The models Environmental Protection Agency staffers used to track how local air and water quality were being affected by the Arkema fires “did not reflect the nature of actual dispersions that occurred,” the CSB found. Combined with “other practical difficulties,” the EPA was unable to draw any firm conclusions about the health threats brought about by Arkema’s plant.
In its public statements soon after the disaster, the EPA was also not clear about the risks posed to residents who were soon forced to evacuate. After testing water samples near the Crosby plant, the EPA announced that the results “were less than the screening levels that would warrant further investigation.” The agency’s inspector general’s office said on August 2 it would investigate how the EPA responded to accidents during Harvey.

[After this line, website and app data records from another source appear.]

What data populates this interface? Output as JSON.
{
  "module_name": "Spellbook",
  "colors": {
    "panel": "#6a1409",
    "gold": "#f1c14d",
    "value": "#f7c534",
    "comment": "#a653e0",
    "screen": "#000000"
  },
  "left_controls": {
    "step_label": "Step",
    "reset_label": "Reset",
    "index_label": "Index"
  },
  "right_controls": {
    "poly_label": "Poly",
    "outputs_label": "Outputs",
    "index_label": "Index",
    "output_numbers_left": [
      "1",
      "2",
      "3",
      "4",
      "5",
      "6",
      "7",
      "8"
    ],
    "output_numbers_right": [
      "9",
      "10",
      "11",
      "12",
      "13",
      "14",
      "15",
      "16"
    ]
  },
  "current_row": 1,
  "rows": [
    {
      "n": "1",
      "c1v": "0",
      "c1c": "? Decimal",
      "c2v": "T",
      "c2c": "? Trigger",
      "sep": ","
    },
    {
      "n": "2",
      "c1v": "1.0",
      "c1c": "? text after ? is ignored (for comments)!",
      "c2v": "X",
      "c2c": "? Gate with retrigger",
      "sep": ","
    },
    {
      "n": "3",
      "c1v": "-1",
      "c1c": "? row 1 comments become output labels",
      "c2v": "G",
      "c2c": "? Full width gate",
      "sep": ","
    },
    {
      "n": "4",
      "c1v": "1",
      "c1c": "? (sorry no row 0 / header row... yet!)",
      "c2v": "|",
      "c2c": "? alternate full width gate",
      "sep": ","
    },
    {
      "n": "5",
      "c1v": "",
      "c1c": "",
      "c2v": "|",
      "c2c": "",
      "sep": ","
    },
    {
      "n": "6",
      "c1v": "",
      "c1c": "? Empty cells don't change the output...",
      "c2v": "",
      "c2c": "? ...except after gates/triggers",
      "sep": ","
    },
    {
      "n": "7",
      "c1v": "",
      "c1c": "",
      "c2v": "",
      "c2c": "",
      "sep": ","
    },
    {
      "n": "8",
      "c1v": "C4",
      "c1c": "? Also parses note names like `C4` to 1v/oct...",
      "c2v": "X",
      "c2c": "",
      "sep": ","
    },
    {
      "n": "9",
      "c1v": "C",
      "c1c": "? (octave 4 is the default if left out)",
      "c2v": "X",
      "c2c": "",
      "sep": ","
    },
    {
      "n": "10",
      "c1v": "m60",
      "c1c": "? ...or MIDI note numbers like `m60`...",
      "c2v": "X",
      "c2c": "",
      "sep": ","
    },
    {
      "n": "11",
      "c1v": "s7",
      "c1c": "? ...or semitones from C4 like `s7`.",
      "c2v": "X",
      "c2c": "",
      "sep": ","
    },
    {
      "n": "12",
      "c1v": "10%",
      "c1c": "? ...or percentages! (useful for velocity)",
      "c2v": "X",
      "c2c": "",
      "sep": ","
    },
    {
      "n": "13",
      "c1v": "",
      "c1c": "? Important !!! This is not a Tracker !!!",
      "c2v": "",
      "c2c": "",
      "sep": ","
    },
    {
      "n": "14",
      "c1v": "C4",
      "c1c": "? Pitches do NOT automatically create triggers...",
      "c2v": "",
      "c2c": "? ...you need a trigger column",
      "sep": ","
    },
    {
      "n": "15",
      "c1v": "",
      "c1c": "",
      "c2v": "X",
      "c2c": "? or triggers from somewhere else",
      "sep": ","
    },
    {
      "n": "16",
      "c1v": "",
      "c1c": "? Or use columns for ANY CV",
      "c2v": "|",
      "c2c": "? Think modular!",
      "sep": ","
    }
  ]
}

The Trump administration played a role, too. Under President Barack Obama, the EPA proposed a series of rules designed to strengthen industry’s reporting requirements to mitigate future chemical disasters. Known as the Chemical Disaster Rule, the proposal was opposed by companies like Arkema and indefinitely delayed once President Donald Trump’s first EPA administrator, Scott Pruitt, took office. Pruitt defended his reasoning after the Arkema fires by claiming that terrorists could have exploited the information chemical companies would have been forced to give up under the rule. “What you’ve got to do is strike the balance,” he said, “so that you’re not informing terrorists and helping them have data that they shouldn’t have.”
For now, at least, that rule has been restored. On August 17, the US Court of Appeals for the District of Columbia Circuit overturned the EPA’s decision to delay the rule. Calling the agency’s actions “arbitrary and capricious,” the court ordered the EPA to let the rule remain until the agency amends its requirements by standard regulatory action. That ruling may only prove temporary given the Trump administration’s commitment to rolling back dozens of Obama-era environmental regulations.
Whether the Chemical Safety Board even exists the next time another environmental disaster occurs is an open question. Embattled former chair Rafael Moure-Eraso was the target of a series of congressional probes into his workplace conduct during a five-year tenure that ended in 2015. Since taking office, Trump has tried to eliminate the agency twice in the White House’s budget proposals, but Congress has restored full funding both times. The resulting uncertainty has impeded “the CSB’s ability to attract, hire and retain staff,” according to a report from the EPA inspector general’s office in June.
Stopping the next Arkema disaster will require more stringent oversight from federal regulators and a willingness by industry leaders to pony up the cash for frequent safety evaluations and up-to-date equipment. With industry-friendly leaders at the helm of the EPA and a CSB clinging to life, those reforms do not appear likely anytime soon.